Et puis le ciel, soudain, et l'impossible fraicheur du soir. Autour d'eux, les étoiles formaient d'autres feux, infiniment plus paisibles, infiniment plus glacés.
Crowley pouvait sentir Aziraphale trembler entre ses bras, accroché à sa poitrine comme si son âme en dépendait. C'était le cas de son âme à lui, en tout cas.
Ils se posèrent à l'écart de la ville, sur une colline en surplomb. Les flammes ressemblaient presque à des fleurs, vu d'ici, un champ de fleur oranges et rouges, agitées par un vent furieux.
Aziraphale ne disait rien. Il n'avait pas bougé, toujours accroché à Crowley.
Le démon le laissa faire. Il n'était pas pressé. Il pouvait attendre, aussi longtemps qu'il le faudrait, pour ne pas le brusquer.
Lorsque Aziraphale se décida enfin à porter sur regard sur Alexandrie, la bibliothèque n'était plus qu'un tas de cendres.
— Les livres, souffla-t-il, ses doigts toujours crispés sur la tunique de Crowley.
Ils avaient tous les deux l'air en mauvais état, couvert de suie, les vêtements déchirés, la peau partiellement brûlée. Aucun d'entre eux ne semblait s'en soucier.
— Ce n'est pas grave, mon ange, tenta de le consoler Crowley, déconcentré par la main qui le serrait encore, si fort. Il y en aura d'autre.
— Il fallait sauver les livres, sanglota Aziraphale en se séparant de lui pour poser ses mains sur ses yeux.
— Je suis désolé, murmura Crowley.
Mais que dire d'autre ? Il se contenta de rester assit à côté de lui, ignorant les larmes qui roulaient sur les joues de l'ange qu'il voulait tellement – tellement – prendre dans ses bras.
Les anges, comme les démons, n'étaient pas censés savoir pleurer, mais ils avaient découvert l'existence des larmes des millénaires plus tôt, avec la perte d'Abel. Cela faisait partit des choses qu'ils avaient toujours dissimulées à leur hiérarchie. Aziraphale avait pleuré lorsque Socrate avait avalé son cyanure. Crowley avait pleuré lorsque l'eau du déluge avait noyé la terre. Et, étrangement, ils avaient toujours trouvé l'autre à côté, dans ces moments-là.
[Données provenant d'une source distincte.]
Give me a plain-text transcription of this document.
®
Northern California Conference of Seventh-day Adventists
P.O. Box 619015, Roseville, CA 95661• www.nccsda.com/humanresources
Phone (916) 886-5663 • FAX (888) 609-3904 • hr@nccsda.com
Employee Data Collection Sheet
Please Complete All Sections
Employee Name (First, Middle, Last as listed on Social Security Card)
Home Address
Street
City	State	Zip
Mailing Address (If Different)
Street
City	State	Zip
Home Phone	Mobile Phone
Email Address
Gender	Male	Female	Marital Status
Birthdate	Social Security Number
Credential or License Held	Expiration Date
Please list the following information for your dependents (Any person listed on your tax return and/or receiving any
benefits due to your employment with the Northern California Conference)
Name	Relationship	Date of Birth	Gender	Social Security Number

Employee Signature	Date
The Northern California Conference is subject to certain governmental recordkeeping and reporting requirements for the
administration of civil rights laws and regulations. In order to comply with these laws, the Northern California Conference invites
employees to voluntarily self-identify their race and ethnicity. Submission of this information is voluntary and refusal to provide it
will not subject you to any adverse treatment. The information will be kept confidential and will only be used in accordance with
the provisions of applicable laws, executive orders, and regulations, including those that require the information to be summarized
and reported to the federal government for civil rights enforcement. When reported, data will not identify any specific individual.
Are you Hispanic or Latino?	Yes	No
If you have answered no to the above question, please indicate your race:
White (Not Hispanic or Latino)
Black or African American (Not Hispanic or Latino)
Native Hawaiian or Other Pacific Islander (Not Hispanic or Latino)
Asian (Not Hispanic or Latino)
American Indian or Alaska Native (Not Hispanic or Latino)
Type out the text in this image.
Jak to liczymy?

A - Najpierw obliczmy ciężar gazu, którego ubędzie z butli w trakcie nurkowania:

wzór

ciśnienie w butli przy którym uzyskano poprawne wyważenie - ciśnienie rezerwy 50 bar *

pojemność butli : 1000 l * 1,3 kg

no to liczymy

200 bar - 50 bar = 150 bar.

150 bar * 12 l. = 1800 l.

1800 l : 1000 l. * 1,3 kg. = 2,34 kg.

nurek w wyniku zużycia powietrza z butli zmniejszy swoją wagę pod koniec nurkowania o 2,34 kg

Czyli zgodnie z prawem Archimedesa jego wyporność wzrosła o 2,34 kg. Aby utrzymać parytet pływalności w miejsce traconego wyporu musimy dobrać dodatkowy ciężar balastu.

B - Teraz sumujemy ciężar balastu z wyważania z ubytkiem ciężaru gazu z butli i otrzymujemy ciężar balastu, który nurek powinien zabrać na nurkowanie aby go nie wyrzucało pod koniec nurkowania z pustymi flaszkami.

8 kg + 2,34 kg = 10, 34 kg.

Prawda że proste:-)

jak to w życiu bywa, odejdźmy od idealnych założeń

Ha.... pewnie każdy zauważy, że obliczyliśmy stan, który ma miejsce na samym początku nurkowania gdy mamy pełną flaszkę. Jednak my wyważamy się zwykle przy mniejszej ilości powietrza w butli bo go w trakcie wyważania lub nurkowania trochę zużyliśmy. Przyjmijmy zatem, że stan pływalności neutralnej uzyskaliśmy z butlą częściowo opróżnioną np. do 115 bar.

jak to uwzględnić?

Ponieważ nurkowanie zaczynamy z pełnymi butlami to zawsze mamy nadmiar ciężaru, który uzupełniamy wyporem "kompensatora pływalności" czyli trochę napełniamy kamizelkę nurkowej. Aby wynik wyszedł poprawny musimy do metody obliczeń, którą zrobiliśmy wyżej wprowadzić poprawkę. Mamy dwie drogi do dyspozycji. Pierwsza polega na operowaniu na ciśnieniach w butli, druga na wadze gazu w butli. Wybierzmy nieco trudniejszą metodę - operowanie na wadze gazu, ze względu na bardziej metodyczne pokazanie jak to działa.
Puis le matin revint. Les larmes de l'ange s'étaient taries, alors que les flammes continuaient de ravager des quartiers entiers.
Ils se séparèrent sans parler.
~
— Oh, non, les livres ! J'ai complètement oublié les livres ! Gémit Aziraphale en promenant son regard sur les ruines de l'église, tout autour de lui, où était ensevelis les cadavres des espions nazis qui venaient de tenter de le tuer. Ils doivent être complètement détruits, à présent ! Reprit-il, le cœur serré, en songeant à ses magnifiques premières éditions, si rares, qu'il avait mis des années à chercher et...
Crowley arbora une mimique qu'il connaissait par cœur – une sorte de soupir exaspéré débordant d'affection – et se pencha pour arracher une valise de cuir à une main allemande.
— L'un de mes petits miracles démoniaques, lança-t-il distraitement en lui tentant la valise.
Le cœur d'Aziraphale – son cœur de chair et son cœur spirituel – cessa brièvement de battre. Sa main se tendit d'elle-même pour se refermer autour de la poignée. Ses doigts effleurèrent ceux du démon, l'espace d'une seconde – une longue et douce éternité.
Crowley avait sauvé les livres.
Il avait sauvé les livres parce qu'il se souvenait, parce qu'il savait que c'était important pour lui. Parce qu'il savait que cela le rendrait heureux.
Il n'était pas question de leur Arrangement. Crowley avait sauvé les livres pour lui.
C'était le milieu de la nuit, mais le monde n'avait jamais semblé si lumineux à Aziraphale, si vaste et si beau. Il regarda le démon s'éloigner, et il sut, d'une certitude extraordinaire, qu'il l'aimait et qu'il était aimé en retour.
— On va diner ? Lança négligemment Crowley, déconcentré par l'air de pur bonheur qui illuminait le visage de son ange.
Aziraphale ne répondit rien. Il n'en avait pas besoin.
~
La Nonapocalypse était passé depuis trois semaines, déjà, et Aziraphale et Crowley se faisaient doucement à la liberté. Ils découvraient petit à petit les joies de se côtoyer sans craindre de châtiment et explorait doucement, avec toute la patience de leurs âmes immortelles, les choses qu'ils n'avaient jamais osées se dire et les gestes qu'ils n'avaient jamais espéré tenter.
À cette heure de l'après-midi, ils étaient dans la librairie, à leurs places habituelles, et vaquaient à leurs occupations. La porte s'ouvrit, laissant place à un humain en costard cravate, visiblement fatigué.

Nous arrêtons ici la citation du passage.